Multivariate Behav Res. 2009 Nov 30;44(6):764-802. doi: 10.1080/00273170903333665.
This article is a methodological-substantive synergy. Methodologically, we demonstrate latent-variable contextual models that integrate structural equation models (with multiple indicators) and multilevel models. These models simultaneously control for and unconfound measurement error due to sampling of items at the individual (L1) and group (L2) levels and sampling error due the sampling of persons in the aggregation of L1 characteristics to form L2 constructs.
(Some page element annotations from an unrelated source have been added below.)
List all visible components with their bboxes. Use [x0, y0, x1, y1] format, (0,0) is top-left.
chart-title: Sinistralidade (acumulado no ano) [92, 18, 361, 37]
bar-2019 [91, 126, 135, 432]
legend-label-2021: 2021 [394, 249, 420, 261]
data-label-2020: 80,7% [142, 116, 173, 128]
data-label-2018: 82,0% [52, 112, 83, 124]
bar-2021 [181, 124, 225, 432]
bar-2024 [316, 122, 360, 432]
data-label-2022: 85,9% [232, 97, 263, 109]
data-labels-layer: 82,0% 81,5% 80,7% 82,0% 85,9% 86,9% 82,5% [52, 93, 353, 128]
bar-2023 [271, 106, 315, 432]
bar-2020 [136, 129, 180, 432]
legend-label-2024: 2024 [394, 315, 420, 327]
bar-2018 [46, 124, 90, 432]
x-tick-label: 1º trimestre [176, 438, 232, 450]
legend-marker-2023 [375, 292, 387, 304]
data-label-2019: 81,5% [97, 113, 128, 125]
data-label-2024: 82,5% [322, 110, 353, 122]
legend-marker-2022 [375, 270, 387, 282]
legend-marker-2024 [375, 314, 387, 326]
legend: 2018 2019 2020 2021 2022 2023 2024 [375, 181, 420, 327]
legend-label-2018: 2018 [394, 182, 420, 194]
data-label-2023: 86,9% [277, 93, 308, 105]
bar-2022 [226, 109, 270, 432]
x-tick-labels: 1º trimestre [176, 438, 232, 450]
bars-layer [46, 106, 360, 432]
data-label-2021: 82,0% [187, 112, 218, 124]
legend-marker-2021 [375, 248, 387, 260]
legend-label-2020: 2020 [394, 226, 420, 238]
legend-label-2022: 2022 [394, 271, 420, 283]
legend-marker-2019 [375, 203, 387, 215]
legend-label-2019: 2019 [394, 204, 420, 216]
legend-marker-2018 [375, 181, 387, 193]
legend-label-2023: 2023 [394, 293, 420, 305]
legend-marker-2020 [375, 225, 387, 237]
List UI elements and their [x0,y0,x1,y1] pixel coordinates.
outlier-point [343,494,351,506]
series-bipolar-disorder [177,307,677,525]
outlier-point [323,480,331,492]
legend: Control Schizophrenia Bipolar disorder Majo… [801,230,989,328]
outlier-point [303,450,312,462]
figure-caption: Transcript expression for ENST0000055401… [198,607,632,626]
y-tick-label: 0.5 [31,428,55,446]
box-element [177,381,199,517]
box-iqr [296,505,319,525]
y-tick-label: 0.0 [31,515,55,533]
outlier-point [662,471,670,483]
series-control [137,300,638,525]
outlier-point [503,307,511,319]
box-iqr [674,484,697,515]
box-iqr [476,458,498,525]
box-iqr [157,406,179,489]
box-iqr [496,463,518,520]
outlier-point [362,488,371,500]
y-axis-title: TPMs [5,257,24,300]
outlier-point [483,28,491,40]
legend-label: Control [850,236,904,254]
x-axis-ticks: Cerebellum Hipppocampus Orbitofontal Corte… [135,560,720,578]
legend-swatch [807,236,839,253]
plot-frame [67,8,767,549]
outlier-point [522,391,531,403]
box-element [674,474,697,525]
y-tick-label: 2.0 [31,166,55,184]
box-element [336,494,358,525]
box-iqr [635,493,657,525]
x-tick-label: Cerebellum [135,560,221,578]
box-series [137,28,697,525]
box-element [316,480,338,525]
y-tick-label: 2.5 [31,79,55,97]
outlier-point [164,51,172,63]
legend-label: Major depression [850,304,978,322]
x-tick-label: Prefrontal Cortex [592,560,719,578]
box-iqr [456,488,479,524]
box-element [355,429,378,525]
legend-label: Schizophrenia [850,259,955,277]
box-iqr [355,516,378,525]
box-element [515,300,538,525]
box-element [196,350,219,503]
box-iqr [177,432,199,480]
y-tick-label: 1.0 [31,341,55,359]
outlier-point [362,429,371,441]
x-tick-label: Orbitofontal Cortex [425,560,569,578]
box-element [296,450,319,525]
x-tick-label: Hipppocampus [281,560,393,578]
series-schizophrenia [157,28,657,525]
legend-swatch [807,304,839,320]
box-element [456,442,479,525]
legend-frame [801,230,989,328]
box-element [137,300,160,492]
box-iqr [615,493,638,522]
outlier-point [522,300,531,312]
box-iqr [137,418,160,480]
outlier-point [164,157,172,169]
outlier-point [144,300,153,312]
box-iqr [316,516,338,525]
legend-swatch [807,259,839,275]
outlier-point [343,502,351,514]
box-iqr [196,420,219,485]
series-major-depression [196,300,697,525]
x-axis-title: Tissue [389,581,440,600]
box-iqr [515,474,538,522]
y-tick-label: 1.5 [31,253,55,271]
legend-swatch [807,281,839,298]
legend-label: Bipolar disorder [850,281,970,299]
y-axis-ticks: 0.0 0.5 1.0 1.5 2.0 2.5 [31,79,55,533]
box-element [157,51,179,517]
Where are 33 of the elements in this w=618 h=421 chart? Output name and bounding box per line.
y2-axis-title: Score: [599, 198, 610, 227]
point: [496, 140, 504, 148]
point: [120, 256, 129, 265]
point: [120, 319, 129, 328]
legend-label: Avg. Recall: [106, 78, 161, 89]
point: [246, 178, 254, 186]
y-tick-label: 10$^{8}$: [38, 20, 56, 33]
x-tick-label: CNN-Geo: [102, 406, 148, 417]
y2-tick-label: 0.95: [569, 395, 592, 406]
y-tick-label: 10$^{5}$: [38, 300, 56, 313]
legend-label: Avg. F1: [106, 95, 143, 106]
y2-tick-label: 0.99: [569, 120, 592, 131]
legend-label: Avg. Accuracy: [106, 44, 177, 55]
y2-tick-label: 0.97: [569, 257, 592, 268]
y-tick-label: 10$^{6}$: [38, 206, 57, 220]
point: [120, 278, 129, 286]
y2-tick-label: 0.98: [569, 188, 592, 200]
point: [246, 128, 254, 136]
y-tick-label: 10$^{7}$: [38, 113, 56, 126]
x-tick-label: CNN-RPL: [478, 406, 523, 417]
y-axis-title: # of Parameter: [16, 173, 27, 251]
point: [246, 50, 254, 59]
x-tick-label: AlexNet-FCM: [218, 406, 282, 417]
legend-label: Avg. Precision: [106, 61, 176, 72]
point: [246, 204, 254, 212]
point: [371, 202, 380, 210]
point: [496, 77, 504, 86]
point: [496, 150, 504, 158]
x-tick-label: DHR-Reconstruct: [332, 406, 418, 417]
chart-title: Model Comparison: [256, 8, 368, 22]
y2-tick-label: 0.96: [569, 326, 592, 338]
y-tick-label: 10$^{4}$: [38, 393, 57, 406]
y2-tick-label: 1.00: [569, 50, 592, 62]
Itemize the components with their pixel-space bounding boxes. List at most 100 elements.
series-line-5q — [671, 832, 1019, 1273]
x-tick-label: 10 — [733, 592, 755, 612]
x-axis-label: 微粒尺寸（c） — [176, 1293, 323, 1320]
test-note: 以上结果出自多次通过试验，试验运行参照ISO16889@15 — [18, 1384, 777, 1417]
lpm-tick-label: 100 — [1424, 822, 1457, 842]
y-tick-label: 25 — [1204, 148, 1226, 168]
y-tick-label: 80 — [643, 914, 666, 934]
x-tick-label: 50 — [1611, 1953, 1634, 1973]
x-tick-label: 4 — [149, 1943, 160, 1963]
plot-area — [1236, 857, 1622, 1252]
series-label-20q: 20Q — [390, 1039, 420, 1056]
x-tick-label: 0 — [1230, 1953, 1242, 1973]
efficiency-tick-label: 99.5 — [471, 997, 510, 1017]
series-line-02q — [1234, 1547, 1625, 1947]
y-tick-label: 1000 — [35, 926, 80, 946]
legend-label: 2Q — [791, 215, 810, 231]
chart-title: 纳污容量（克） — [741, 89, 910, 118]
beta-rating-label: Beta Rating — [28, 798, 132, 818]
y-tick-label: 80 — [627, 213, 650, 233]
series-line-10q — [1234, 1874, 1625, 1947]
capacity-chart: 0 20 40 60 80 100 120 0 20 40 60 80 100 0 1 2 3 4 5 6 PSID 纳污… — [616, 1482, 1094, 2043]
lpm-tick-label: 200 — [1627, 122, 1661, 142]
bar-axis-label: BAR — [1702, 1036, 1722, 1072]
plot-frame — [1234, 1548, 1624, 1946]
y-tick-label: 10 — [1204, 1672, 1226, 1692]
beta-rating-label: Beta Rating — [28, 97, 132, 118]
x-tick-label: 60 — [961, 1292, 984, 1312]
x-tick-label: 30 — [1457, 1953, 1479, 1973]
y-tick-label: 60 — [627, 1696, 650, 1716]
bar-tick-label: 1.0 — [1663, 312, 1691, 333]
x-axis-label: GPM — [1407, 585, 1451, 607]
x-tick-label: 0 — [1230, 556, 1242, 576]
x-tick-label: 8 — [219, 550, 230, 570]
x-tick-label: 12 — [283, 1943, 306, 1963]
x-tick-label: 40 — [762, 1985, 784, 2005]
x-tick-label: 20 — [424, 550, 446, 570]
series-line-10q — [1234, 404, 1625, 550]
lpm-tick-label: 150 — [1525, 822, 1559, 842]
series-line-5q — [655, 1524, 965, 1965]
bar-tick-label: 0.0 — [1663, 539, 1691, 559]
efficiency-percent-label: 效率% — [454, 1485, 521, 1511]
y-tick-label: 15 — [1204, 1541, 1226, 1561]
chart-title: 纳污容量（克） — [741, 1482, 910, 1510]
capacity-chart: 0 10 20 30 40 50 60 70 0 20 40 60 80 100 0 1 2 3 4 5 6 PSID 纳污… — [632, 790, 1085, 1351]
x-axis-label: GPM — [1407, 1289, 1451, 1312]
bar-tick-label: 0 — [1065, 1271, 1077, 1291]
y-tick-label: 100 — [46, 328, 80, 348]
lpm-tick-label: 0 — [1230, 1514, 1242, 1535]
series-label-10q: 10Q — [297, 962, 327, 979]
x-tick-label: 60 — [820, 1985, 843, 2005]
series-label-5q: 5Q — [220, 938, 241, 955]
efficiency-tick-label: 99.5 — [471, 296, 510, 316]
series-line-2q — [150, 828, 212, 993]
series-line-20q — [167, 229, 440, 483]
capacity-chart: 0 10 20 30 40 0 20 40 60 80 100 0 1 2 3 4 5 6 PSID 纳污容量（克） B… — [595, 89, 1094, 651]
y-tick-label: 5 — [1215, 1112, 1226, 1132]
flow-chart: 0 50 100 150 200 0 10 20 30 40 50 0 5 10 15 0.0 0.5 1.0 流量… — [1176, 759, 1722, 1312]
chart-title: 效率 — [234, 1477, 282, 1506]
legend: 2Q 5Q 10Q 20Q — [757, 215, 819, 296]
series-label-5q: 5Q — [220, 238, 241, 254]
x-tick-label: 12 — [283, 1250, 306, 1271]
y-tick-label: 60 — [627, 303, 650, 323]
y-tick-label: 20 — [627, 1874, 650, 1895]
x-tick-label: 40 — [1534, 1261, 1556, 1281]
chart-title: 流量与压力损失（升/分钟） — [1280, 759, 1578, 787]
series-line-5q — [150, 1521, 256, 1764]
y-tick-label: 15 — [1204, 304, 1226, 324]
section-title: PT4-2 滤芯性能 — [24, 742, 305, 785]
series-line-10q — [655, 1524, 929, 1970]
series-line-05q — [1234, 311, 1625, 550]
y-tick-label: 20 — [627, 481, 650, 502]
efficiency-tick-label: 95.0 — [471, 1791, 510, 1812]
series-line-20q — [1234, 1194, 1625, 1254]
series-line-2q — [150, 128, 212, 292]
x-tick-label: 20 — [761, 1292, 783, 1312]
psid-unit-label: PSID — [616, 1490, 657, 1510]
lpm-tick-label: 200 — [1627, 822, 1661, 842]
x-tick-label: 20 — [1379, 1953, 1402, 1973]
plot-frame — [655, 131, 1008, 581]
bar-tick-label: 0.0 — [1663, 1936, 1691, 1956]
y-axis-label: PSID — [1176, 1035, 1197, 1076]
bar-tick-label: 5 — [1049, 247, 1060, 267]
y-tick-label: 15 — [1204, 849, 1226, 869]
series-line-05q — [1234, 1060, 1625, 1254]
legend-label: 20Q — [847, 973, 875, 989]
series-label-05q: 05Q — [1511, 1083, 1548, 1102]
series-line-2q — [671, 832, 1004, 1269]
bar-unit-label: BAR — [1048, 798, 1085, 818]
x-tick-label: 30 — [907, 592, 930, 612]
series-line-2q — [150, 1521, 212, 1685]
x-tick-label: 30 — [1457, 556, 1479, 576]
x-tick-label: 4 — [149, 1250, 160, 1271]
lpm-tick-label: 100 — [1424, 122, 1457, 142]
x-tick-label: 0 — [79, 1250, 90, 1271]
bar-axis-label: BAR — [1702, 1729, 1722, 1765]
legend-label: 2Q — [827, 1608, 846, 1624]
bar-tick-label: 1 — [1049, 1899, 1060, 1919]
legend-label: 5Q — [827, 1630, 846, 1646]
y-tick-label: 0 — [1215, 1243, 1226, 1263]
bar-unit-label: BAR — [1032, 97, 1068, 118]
We consider a set of models that are latent or manifest in relation to sampling items (measurement error) and sampling of persons (sampling error) and discuss when different models might be most useful. We demonstrate the flexibility of these 4 core models by extending them to include random slopes, latent (single-level or cross-level) interactions, and latent quadratic effects. Substantively we use these models to test the big-fish-little-pond effect (BFLPE), showing that individual student levels of academic self-concept (L1-ASC) are positively associated with individual level achievement (L1-ACH) and negatively associated with school-average achievement (L2-ACH)-a finding with important policy implications for the way schools are structured. Extending tests of the BFLPE in new directions, we show that the nonlinear effects of the L1-ACH (a latent quadratic effect) and the interaction between gender and L1-ACH (an L1 × L1 latent interaction) are not significant. Although random-slope models show no significant school-to-school variation in relations between L1-ACH and L1-ASC, the negative effects of L2-ACH (the BFLPE) do vary somewhat with individual L1-ACH. We conclude with implications for diverse applications of the set of latent contextual models, including recommendations about their implementation, effect size estimates (and confidence intervals) appropriate to multilevel models, and directions for further research in contextual effect analysis.
本文是方法与实质内容的协同。在方法上,我们展示了整合结构方程模型(具有多个指标)和多层模型的潜在变量情境模型。这些模型同时控制并消除因个体(L1)和组(L2)层面的项目抽样导致的测量误差,以及因将L1特征汇总形成L2结构时人员抽样导致的抽样误差。我们考虑了一组与项目抽样(测量误差)和人员抽样(抽样误差)相关的潜在或显性模型,并讨论了不同模型在何时可能最有用。我们通过扩展这些核心模型以纳入随机斜率、潜在(单水平或跨水平)交互作用和潜在二次效应,展示了它们的灵活性。在实质上,我们使用这些模型来检验大鱼小池塘效应(BFLPE),结果表明学生个体层面的学业自我概念(L1 - ASC)与个体层面的成绩(L1 - ACH)呈正相关,与学校平均成绩(L2 - ACH)呈负相关——这一发现对学校结构设置方式具有重要的政策意义。在将BFLPE的测试拓展到新方向时,我们发现L1 - ACH的非线性效应(潜在二次效应)以及性别与L1 - ACH之间的交互作用(L1×L1潜在交互作用)并不显著。尽管随机斜率模型显示L1 - ACH与L1 - ASC之间的关系在学校之间没有显著差异,但L2 - ACH的负面影响(BFLPE)确实会因个体L1 - ACH而有所不同。我们最后阐述了这组潜在情境模型在不同应用中的意义,包括关于其实施的建议、适用于多层模型的效应量估计(及置信区间),以及情境效应分析的进一步研究方向。